In his parable of the sower, Jesus told of four different outcomes for the seeds the sower planted. One set of seeds sprang up quickly and grew lovely plants. When the weather grew hot, however, the plants withered and died because their roots grew in rocky soil, and they did not have deep roots. These plants represented people who hear the gospel with great joy, but when life's trials beset them, they lose faith and fall away. (Matthew 13)

Those who apostatize come from this group. They appear to be believers. They give verbal assent to belief, and they are active in the church. But underneath, away from public scrutiny, they do not have roots growing deeply in the soil of God's word and the nourishment of his love. They have not allowed the Holy Spirit to give them a new birth and to replace their secret sins and idols with His presence. When life requires them to make choices, they do not have a relationship with Jesus to sustain them through painful submission. Instead, they hold onto what feels familiar, and they wither away because they are not grounded in personal relationships with Jesus that change their hearts.

 

Commitment

God is calling you to complete submission to him. He is asking you not to give in to the temptation to indulge your desires without asking him what his will is.

Jesus is asking you to put everything you most treasure before him. He is asking you to let him teach you how to relate to the people in your life. He is asking you to let him teach you how to trust him enough to give up the things without which it feels you cannot live.

Jesus wants to protect your heart and mind from deception. He wants to be more real to you than the things you fear. He wants to be more to you than the things you crave. He wants to challenge you more than the things you believe. He wants to love you more than can those you love.

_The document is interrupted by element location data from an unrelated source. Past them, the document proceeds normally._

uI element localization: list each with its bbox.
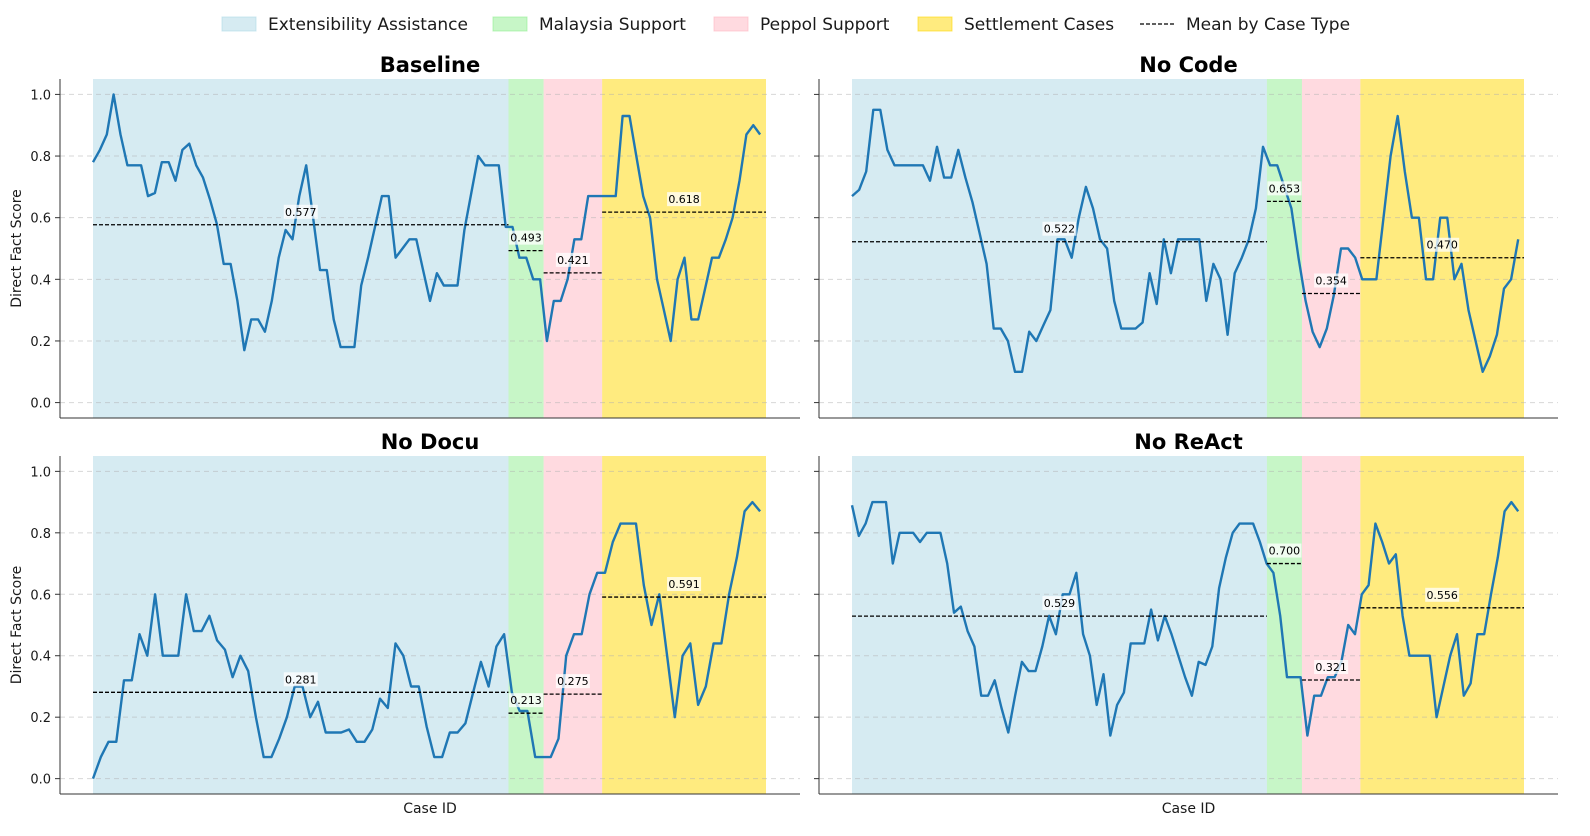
y-tick-label: 1.0	[30, 465, 51, 480]
mean-label: 0.470	[1426, 239, 1458, 252]
mean-label-box	[1425, 587, 1460, 602]
legend-label: Malaysia Support	[539, 15, 686, 35]
legend-item: Peppol Support	[713, 15, 890, 35]
mean-label: 0.700	[1269, 545, 1301, 558]
legend: Extensibility Assistance Malaysia Support…	[221, 15, 1350, 35]
y-tick-label: 0.2	[30, 335, 51, 350]
panel-title: Baseline	[380, 53, 481, 77]
panel: 0.0 0.2 0.4 0.6 0.8 1.0 0.281 0.213 0.275 0.591 No…	[9, 430, 800, 817]
mean-label: 0.281	[285, 673, 317, 686]
case-type-band	[1266, 456, 1302, 794]
mean-label-box	[1267, 543, 1302, 558]
x-axis-label: Case ID	[403, 801, 457, 817]
case-type-band	[852, 456, 1267, 794]
panel-title: No Code	[1139, 53, 1237, 77]
mean-label: 0.354	[1315, 274, 1347, 287]
legend-swatch	[221, 16, 257, 32]
mean-label: 0.618	[668, 193, 700, 206]
y-tick-label: 1.0	[30, 88, 51, 103]
legend-swatch	[492, 16, 528, 32]
case-type-band	[93, 456, 509, 794]
y-axis-label: Direct Fact Score	[9, 189, 25, 308]
y-tick-label: 0.4	[30, 273, 51, 288]
case-type-band	[543, 456, 603, 794]
chart-panels: 0.0 0.2 0.4 0.6 0.8 1.0 0.577 0.493 0.421 0.618 Ba…	[9, 53, 1558, 817]
mean-label-box	[283, 672, 318, 687]
mean-label: 0.275	[557, 675, 589, 688]
mean-label-box	[1425, 237, 1460, 252]
case-type-band	[93, 79, 509, 418]
mean-label: 0.529	[1044, 597, 1076, 610]
score-line	[91, 93, 762, 352]
mean-label: 0.421	[557, 254, 589, 267]
legend-label: Extensibility Assistance	[268, 15, 468, 35]
mean-label-box	[509, 693, 544, 708]
mean-label-box	[1314, 660, 1349, 675]
mean-label-box	[555, 252, 590, 267]
score-line	[850, 500, 1520, 737]
case-type-band	[508, 456, 544, 794]
mean-label: 0.577	[285, 206, 317, 219]
panel: 0.522 0.653 0.354 0.470 No Code	[814, 53, 1558, 419]
case-type-band	[508, 79, 544, 418]
y-tick-label: 0.6	[30, 588, 51, 603]
mean-label-box	[1042, 221, 1077, 236]
legend-label: Mean by Case Type	[1186, 15, 1350, 35]
score-line	[851, 108, 1520, 373]
y-tick-label: 0.0	[30, 773, 51, 788]
mean-label: 0.653	[1269, 182, 1301, 195]
legend-label: Peppol Support	[760, 15, 890, 35]
mean-label-box	[509, 230, 544, 245]
mean-label-box	[1314, 273, 1349, 288]
mean-label: 0.493	[510, 232, 542, 245]
case-type-band	[1301, 456, 1361, 794]
mean-label-box	[1042, 596, 1077, 611]
legend-item: Mean by Case Type	[1140, 15, 1350, 35]
case-type-band	[1301, 79, 1361, 418]
case-type-band	[602, 456, 766, 794]
mean-label-box	[667, 192, 702, 207]
y-tick-label: 0.2	[30, 711, 51, 726]
mean-label-box	[1267, 181, 1302, 196]
case-type-band	[1360, 456, 1524, 794]
mean-label: 0.522	[1044, 223, 1076, 236]
panel: 0.0 0.2 0.4 0.6 0.8 1.0 0.577 0.493 0.421 0.618 Ba…	[9, 53, 800, 419]
case-type-band	[852, 79, 1267, 418]
legend-label: Settlement Cases	[964, 15, 1114, 35]
y-tick-label: 0.8	[30, 150, 51, 165]
mean-label: 0.213	[510, 694, 542, 707]
legend-item: Settlement Cases	[917, 15, 1114, 35]
y-tick-label: 0.0	[30, 397, 51, 412]
panel-title: No ReAct	[1134, 430, 1242, 454]
y-tick-label: 0.8	[30, 527, 51, 542]
mean-label-box	[667, 577, 702, 592]
mean-label: 0.591	[668, 578, 700, 591]
case-type-band	[602, 79, 766, 418]
panel-title: No Docu	[381, 430, 480, 454]
y-axis-label: Direct Fact Score	[9, 566, 25, 685]
legend-swatch	[713, 16, 749, 32]
panel: 0.529 0.700 0.321 0.556 No ReAct Case ID	[814, 430, 1558, 817]
x-axis-label: Case ID	[1162, 801, 1216, 817]
score-line	[91, 500, 762, 780]
mean-label-box	[283, 204, 318, 219]
y-tick-label: 0.4	[30, 650, 51, 665]
y-tick-label: 0.6	[30, 212, 51, 227]
mean-label: 0.321	[1315, 661, 1347, 674]
legend-swatch	[917, 16, 953, 32]
legend-item: Extensibility Assistance	[221, 15, 468, 35]
legend-item: Malaysia Support	[492, 15, 686, 35]
mean-label: 0.556	[1426, 589, 1458, 602]
mean-label-box	[555, 674, 590, 689]
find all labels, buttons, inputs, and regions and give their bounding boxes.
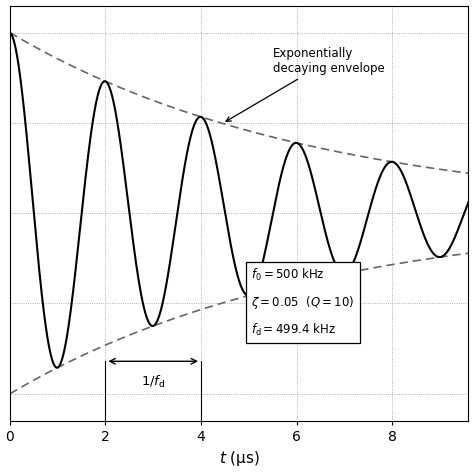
Text: Exponentially
decaying envelope: Exponentially decaying envelope: [226, 47, 384, 121]
Text: $f_0 = 500$ kHz
$\zeta = 0.05\ \ (Q = 10)$
$f_{\rm d} = 499.4$ kHz: $f_0 = 500$ kHz $\zeta = 0.05\ \ (Q = 10…: [251, 267, 355, 338]
Text: $1/f_{\rm d}$: $1/f_{\rm d}$: [141, 374, 165, 390]
X-axis label: $t$ (µs): $t$ (µs): [219, 449, 260, 468]
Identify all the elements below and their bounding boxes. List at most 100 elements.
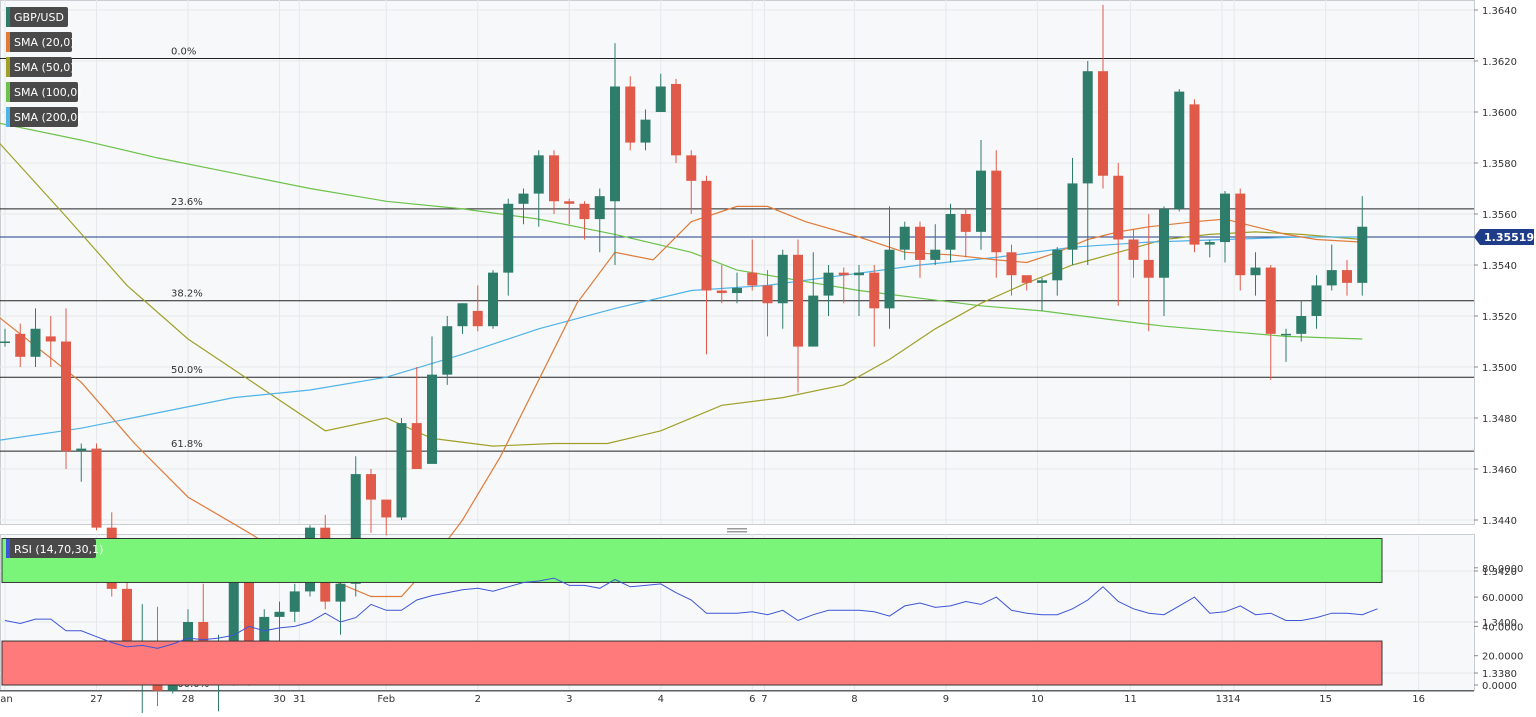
candle-body bbox=[274, 611, 285, 617]
candle bbox=[1006, 244, 1017, 296]
candle-body bbox=[45, 336, 56, 342]
candle bbox=[732, 272, 742, 304]
candle-body bbox=[777, 254, 788, 304]
price-tick-label: 1.3380 bbox=[1482, 669, 1517, 680]
legend-item-box bbox=[6, 57, 72, 77]
candle-body bbox=[747, 272, 758, 286]
candle-body bbox=[579, 203, 590, 220]
rsi-overbought-zone bbox=[1, 538, 1383, 583]
rsi-legend-label: RSI (14,70,30,1) bbox=[14, 543, 103, 556]
candle bbox=[1189, 99, 1200, 253]
candle-body bbox=[1296, 316, 1307, 334]
rsi-tick-label: 40.0000 bbox=[1482, 622, 1523, 633]
candle-body bbox=[1067, 183, 1078, 250]
candle bbox=[91, 443, 102, 531]
date-tick-label: 7 bbox=[761, 694, 767, 705]
current-price-value: 1.35519 bbox=[1484, 231, 1534, 244]
candle bbox=[1220, 191, 1230, 263]
price-tick-label: 1.3640 bbox=[1482, 6, 1517, 17]
legend-item-box bbox=[6, 107, 78, 127]
legend-item[interactable]: SMA (50,0) bbox=[6, 57, 75, 77]
candle-body bbox=[518, 193, 529, 204]
date-tick-label: 2 bbox=[475, 694, 481, 705]
candle-body bbox=[0, 341, 10, 343]
candle bbox=[579, 201, 590, 240]
candle-body bbox=[1128, 239, 1139, 260]
candle-body bbox=[366, 474, 376, 500]
candle-body bbox=[1326, 270, 1337, 286]
legend-item[interactable]: SMA (20,0) bbox=[6, 32, 75, 52]
candle-body bbox=[1311, 285, 1322, 316]
candle bbox=[564, 198, 575, 225]
legend-item-label: SMA (100,0) bbox=[14, 86, 82, 99]
pane-splitter-handle[interactable] bbox=[727, 531, 747, 533]
candle bbox=[1082, 61, 1093, 265]
price-tick-label: 1.3520 bbox=[1482, 312, 1517, 323]
rsi-tick-label: 60.0000 bbox=[1482, 593, 1523, 604]
candle-body bbox=[594, 196, 605, 220]
date-tick-label: 13 bbox=[1216, 694, 1229, 705]
candle-body bbox=[915, 226, 925, 260]
main-pane bbox=[0, 0, 1475, 525]
candle-body bbox=[1265, 267, 1276, 334]
candle bbox=[716, 265, 727, 304]
candle bbox=[1067, 157, 1078, 265]
sma-100-line bbox=[0, 122, 1363, 340]
legend-item-swatch bbox=[6, 32, 10, 52]
candle-body bbox=[930, 249, 941, 260]
fibonacci-level-label: 61.8% bbox=[171, 439, 203, 450]
candle-body bbox=[976, 170, 986, 232]
candle-body bbox=[762, 285, 773, 304]
candle-body bbox=[427, 374, 437, 464]
rsi-tick-label: 80.0000 bbox=[1482, 564, 1523, 575]
date-tick-label: 8 bbox=[851, 694, 857, 705]
candle bbox=[61, 308, 71, 469]
date-tick-label: 30 bbox=[273, 694, 286, 705]
candle-body bbox=[854, 272, 864, 276]
date-tick-label: 9 bbox=[943, 694, 949, 705]
candle bbox=[899, 221, 910, 260]
candle-body bbox=[381, 499, 392, 518]
legend-item[interactable]: SMA (100,0) bbox=[6, 82, 82, 102]
candle bbox=[274, 601, 285, 648]
candle bbox=[30, 308, 41, 367]
fibonacci-level-label: 0.0% bbox=[171, 46, 196, 57]
candle-body bbox=[945, 214, 956, 250]
rsi-layer bbox=[1, 538, 1383, 686]
date-tick-label: 16 bbox=[1412, 694, 1425, 705]
candle bbox=[1235, 188, 1246, 291]
legend-item-swatch bbox=[6, 107, 10, 127]
rsi-oversold-zone bbox=[1, 640, 1383, 686]
candle bbox=[1052, 247, 1063, 296]
candle-body bbox=[823, 272, 834, 296]
candle bbox=[808, 252, 819, 347]
candle bbox=[1098, 4, 1108, 189]
candle bbox=[335, 576, 346, 635]
legend-item[interactable]: GBP/USD bbox=[6, 7, 68, 27]
candle-body bbox=[198, 622, 209, 653]
candle bbox=[381, 499, 392, 536]
candle-body bbox=[335, 583, 346, 602]
rsi-legend-swatch bbox=[6, 539, 10, 558]
candle bbox=[1250, 252, 1261, 296]
candle bbox=[1159, 206, 1169, 316]
legend-item-label: SMA (50,0) bbox=[14, 61, 75, 74]
price-tick-label: 1.3560 bbox=[1482, 210, 1517, 221]
date-tick-label: 31 bbox=[293, 694, 306, 705]
candle bbox=[854, 265, 864, 316]
candle-body bbox=[686, 155, 697, 181]
axis-layer: 1.3640 1.3620 1.3600 1.3580 1.3560 1.3540 1.35… bbox=[0, 6, 1534, 705]
legend-layer: RSI (14,70,30,1) GBP/USD SMA (20,0) SMA (50… bbox=[6, 7, 103, 558]
legend-item-box bbox=[6, 7, 68, 27]
date-tick-label: 10 bbox=[1031, 694, 1044, 705]
legend-item[interactable]: SMA (200,0) bbox=[6, 107, 82, 127]
legend-item-swatch bbox=[6, 7, 10, 27]
pane-splitter-handle[interactable] bbox=[727, 528, 747, 530]
candle-body bbox=[91, 448, 102, 528]
legend-item-swatch bbox=[6, 82, 10, 102]
candle bbox=[1281, 328, 1291, 362]
candle bbox=[1326, 244, 1337, 291]
candle-body bbox=[122, 588, 132, 658]
price-tick-label: 1.3580 bbox=[1482, 159, 1517, 170]
candle-body bbox=[1235, 193, 1246, 276]
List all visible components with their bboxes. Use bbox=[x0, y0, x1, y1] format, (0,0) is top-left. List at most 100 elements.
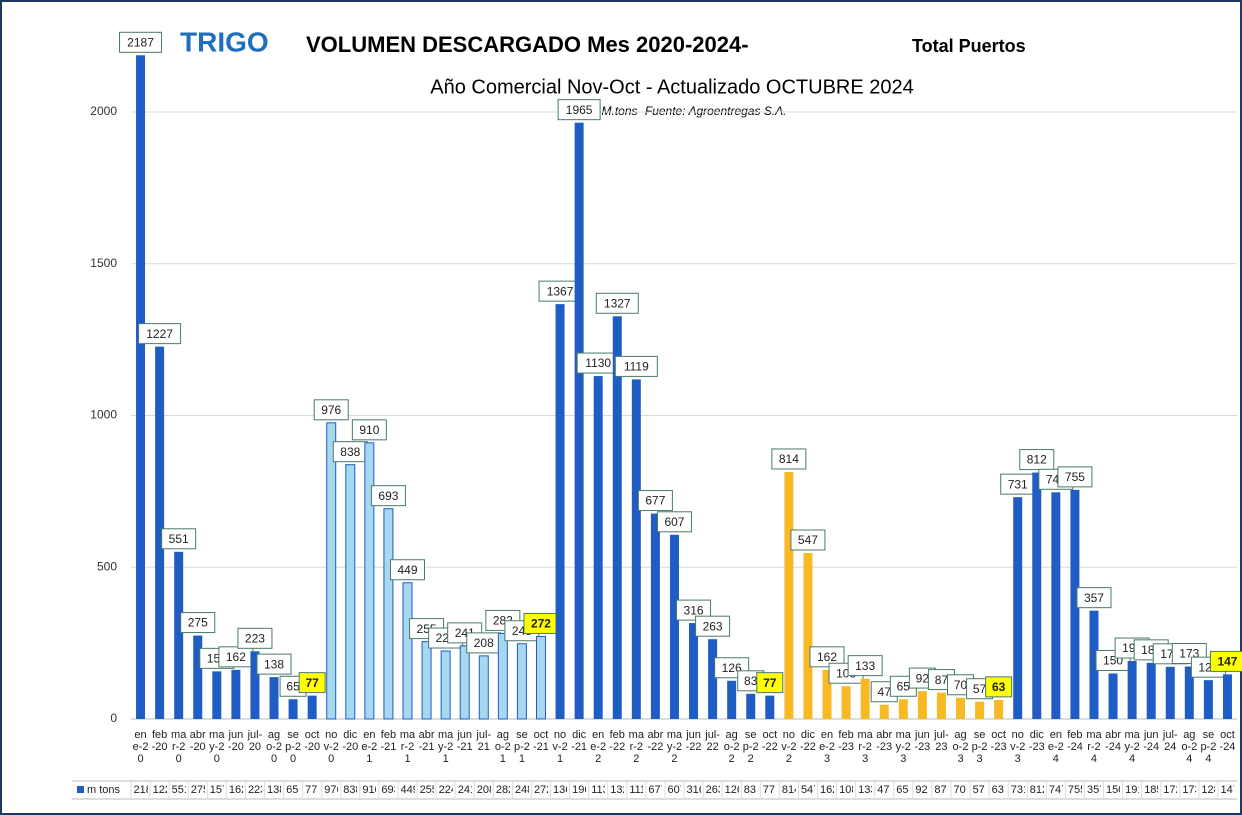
table-value: 838 bbox=[343, 784, 357, 796]
x-tick-label: dic-20 bbox=[342, 729, 359, 753]
bar bbox=[478, 655, 489, 720]
bar bbox=[975, 701, 985, 719]
x-tick-label: abr-20 bbox=[189, 729, 206, 753]
table-value: 147 bbox=[1220, 784, 1234, 796]
data-label-box bbox=[298, 672, 326, 694]
bar bbox=[956, 697, 965, 719]
x-tick-label: dic-22 bbox=[799, 729, 816, 753]
y-tick-label: 0 bbox=[110, 711, 117, 725]
x-tick-label: sep-20 bbox=[285, 729, 302, 765]
table-value: 57 bbox=[972, 784, 985, 796]
x-tick-label: jun-20 bbox=[227, 729, 244, 753]
bar bbox=[841, 686, 851, 719]
data-label: 607 bbox=[664, 515, 684, 529]
data-label: 133 bbox=[855, 659, 875, 673]
x-tick-label: nov-21 bbox=[552, 729, 568, 765]
data-label-box bbox=[809, 646, 845, 668]
bar bbox=[1013, 497, 1023, 719]
data-label: 1327 bbox=[604, 296, 631, 310]
table-value: 2187 bbox=[133, 784, 148, 796]
x-tick-label: mar-21 bbox=[399, 729, 416, 765]
x-tick-label: mar-22 bbox=[628, 729, 644, 765]
bar bbox=[765, 695, 775, 719]
bar bbox=[136, 55, 146, 720]
x-tick-label: nov-23 bbox=[1010, 729, 1026, 765]
table-value: 92 bbox=[915, 784, 928, 796]
table-value: 607 bbox=[667, 784, 681, 796]
table-value: 1130 bbox=[591, 784, 605, 796]
x-tick-label: jul-24 bbox=[1162, 729, 1178, 753]
data-label: 57 bbox=[973, 682, 987, 696]
table-value: 223 bbox=[247, 784, 262, 796]
data-label: 138 bbox=[264, 657, 284, 671]
y-tick-label: 2000 bbox=[90, 104, 117, 118]
bar bbox=[155, 346, 165, 719]
x-tick-label: nov-22 bbox=[781, 729, 797, 765]
table-value: 814 bbox=[781, 784, 796, 796]
table-value: 1965 bbox=[572, 784, 586, 796]
bar bbox=[1165, 666, 1175, 719]
x-tick-label: oct-21 bbox=[533, 729, 549, 753]
table-value: 755 bbox=[1067, 784, 1082, 796]
x-tick-label: ene-22 bbox=[590, 729, 607, 765]
x-tick-label: jun-21 bbox=[456, 729, 473, 753]
table-value: 208 bbox=[476, 784, 491, 796]
data-label-box bbox=[119, 31, 163, 53]
bar bbox=[936, 692, 946, 719]
x-tick-label: sep-24 bbox=[1200, 729, 1217, 765]
data-label-box bbox=[847, 655, 883, 677]
x-tick-label: oct-23 bbox=[990, 729, 1007, 753]
x-tick-label: dic-23 bbox=[1028, 729, 1045, 753]
x-tick-label: feb-23 bbox=[838, 729, 855, 753]
table-value: 1367 bbox=[553, 784, 567, 796]
bar bbox=[250, 651, 260, 719]
bar bbox=[1146, 662, 1156, 719]
table-value: 275 bbox=[190, 784, 205, 796]
bar bbox=[631, 379, 641, 719]
x-tick-label: ago-23 bbox=[952, 729, 969, 765]
y-tick-label: 1500 bbox=[90, 256, 117, 270]
table-value: 128 bbox=[1201, 784, 1215, 796]
x-tick-label: jul-21 bbox=[476, 729, 492, 753]
data-label: 316 bbox=[684, 603, 704, 617]
data-label: 1965 bbox=[566, 103, 593, 117]
x-tick-label: sep-21 bbox=[513, 729, 530, 765]
data-label: 63 bbox=[992, 680, 1006, 694]
bar bbox=[555, 304, 565, 719]
data-label-box bbox=[161, 528, 197, 550]
table-value: 172 bbox=[1163, 784, 1177, 796]
bar bbox=[593, 376, 603, 719]
data-label-box bbox=[1057, 466, 1093, 488]
bar bbox=[269, 677, 279, 719]
data-label: 272 bbox=[531, 617, 551, 631]
table-value: 248 bbox=[514, 784, 529, 796]
data-label: 838 bbox=[340, 445, 360, 459]
chart-note: -en 000 M.tons- Fuente: Agroentregas S.A… bbox=[557, 104, 786, 118]
chart-subtitle: Año Comercial Nov-Oct - Actualizado OCTU… bbox=[430, 76, 914, 98]
data-label-box bbox=[656, 511, 692, 533]
data-label-box bbox=[180, 612, 216, 634]
data-label: 731 bbox=[1008, 477, 1028, 491]
bar bbox=[1051, 492, 1061, 719]
x-tick-label: feb-21 bbox=[380, 729, 397, 753]
bar bbox=[822, 669, 832, 719]
table-value: 87 bbox=[934, 784, 947, 796]
data-label-box bbox=[1076, 587, 1112, 609]
y-tick-label: 1000 bbox=[90, 408, 117, 422]
x-tick-label: oct-24 bbox=[1219, 729, 1236, 753]
bar bbox=[459, 645, 470, 720]
table-value: 282 bbox=[495, 784, 510, 796]
x-tick-label: ene-23 bbox=[819, 729, 835, 765]
x-tick-label: ene-21 bbox=[361, 729, 378, 765]
table-value: 65 bbox=[286, 784, 299, 796]
table-value: 47 bbox=[877, 784, 890, 796]
data-label: 162 bbox=[817, 650, 837, 664]
data-label: 65 bbox=[897, 679, 911, 693]
table-value: 150 bbox=[1106, 784, 1120, 796]
x-tick-label: may-20 bbox=[209, 729, 225, 765]
x-tick-label: may-23 bbox=[895, 729, 911, 765]
table-value: 83 bbox=[743, 784, 756, 796]
x-tick-label: ago-20 bbox=[266, 729, 282, 765]
data-label: 814 bbox=[779, 452, 799, 466]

Jesus has eternally shed his blood for you, and he longs for your love in return. He has made is possible to be one with you, and he asks you to accept his intimacy.

Jesus is with his Father, and his blood has paved a way for you to approach him. He offers to give you a new heart and a new reality. He offers to put his Spirit in you to give you a new life. He offers to protect you from apostasy. He offers to be in an eternal relationship with you, one in which nothing can ever take you out of his hand and heart.

Say yes to him! You can trust him.

You can live the rest of your life in love.